The area under opium cultivation was estimated at 2,500 hectares in 2006 compared with 1,800 hectares in 2005, according to the UNODC's latest international report on the world's illicit drug industry.

While Laos' opium cultivation was up in 2006, producing an estimated 20 tons of the illicit crop, it is still down drastically from the 26,800 hectares under cultivation in 1998.

"This is a remarkable achievement by the government and people of Laos, which was once the third largest illicit producer of opium in the world," UNODC Executive Director Antonio Maria Costa said in a statement.

The Lao government, with assistance from the UNODC, launched in 1999 a crop-substitution programme for farmers engaged in opium cultivation that has thus far assisted 72,000 rural households.

But the programme, for lack of international funding, has yet to reach Laos' remotest regions, especially in its northern provinces neighbouring China and Vietnam, said UNODC Laos country representative Leik Boonwatt.

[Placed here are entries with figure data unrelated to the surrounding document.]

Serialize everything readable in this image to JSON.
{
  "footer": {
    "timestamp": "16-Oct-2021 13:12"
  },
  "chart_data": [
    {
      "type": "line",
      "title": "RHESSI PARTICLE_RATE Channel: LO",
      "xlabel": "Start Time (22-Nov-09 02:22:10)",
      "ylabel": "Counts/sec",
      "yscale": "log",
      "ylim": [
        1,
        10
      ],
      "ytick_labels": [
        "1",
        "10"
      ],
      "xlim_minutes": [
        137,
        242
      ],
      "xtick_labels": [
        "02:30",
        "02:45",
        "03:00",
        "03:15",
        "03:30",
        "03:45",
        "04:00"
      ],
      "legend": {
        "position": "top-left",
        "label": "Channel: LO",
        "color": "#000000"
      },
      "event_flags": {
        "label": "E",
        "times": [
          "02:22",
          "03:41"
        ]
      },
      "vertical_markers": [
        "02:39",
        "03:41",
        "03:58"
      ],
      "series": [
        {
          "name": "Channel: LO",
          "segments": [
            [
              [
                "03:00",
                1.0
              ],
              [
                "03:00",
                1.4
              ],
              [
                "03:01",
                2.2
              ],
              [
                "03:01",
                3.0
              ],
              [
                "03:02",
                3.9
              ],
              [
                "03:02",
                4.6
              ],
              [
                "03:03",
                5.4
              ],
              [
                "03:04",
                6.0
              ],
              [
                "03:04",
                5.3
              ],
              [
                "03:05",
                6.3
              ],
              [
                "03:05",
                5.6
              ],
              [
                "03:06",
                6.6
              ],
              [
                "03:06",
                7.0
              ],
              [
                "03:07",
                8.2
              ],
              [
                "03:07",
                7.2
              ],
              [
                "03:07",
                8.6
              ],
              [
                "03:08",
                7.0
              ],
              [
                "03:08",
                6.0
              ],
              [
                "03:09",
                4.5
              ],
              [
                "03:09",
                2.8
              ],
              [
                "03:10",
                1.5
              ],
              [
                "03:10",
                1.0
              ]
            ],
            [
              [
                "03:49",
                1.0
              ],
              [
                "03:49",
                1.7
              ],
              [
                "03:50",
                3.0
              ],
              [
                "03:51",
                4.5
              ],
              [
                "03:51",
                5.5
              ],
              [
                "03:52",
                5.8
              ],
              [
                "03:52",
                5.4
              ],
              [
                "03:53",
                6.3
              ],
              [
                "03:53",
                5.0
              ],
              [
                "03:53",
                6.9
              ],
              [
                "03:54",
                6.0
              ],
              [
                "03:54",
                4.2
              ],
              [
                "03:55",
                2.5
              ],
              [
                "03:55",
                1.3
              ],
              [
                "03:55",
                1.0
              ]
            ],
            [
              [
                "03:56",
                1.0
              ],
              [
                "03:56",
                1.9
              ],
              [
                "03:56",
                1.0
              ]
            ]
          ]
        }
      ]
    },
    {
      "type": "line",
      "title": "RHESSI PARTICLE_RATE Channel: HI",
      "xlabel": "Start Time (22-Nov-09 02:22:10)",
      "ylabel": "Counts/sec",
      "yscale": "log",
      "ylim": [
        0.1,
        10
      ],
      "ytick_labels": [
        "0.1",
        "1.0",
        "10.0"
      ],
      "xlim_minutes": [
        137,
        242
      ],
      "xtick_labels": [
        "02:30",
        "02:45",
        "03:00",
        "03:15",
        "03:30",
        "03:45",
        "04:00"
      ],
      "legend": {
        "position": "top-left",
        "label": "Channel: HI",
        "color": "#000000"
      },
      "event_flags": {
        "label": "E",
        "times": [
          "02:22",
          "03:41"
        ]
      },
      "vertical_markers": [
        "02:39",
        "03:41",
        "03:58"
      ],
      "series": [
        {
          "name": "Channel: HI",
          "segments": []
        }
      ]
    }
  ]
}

"These provinces have not really been targeted by the crop-substituion progamme yet. It doesn't reach them," said Boonwatt, in a telephone interview from Vientiane.

"Some 50 per cent of the opium farmers have not received assistance under the crop substitution programme, so they haven't got much incentive to stop, and the government is reluctant to apply too much pressure in these remote areas, especially if there is nothing else for them to grow to make money," said Boonwatt.

Opium prices in 2006 reached $550 per kilogram, up 5 per cent from 2005 prices.

"The strong opium prices make it more attractive for farmers to revert to opium production, especially if no alternative sources of income are available," the UNODC chief Costa. "It is therefore of paramount importance to provide relief and development assistance to the most affected population.

"The situation remains fragile, especially in the more vulnerable remote northern locations," he said. "We need to ensure that this victory against drugs proves to be lasting."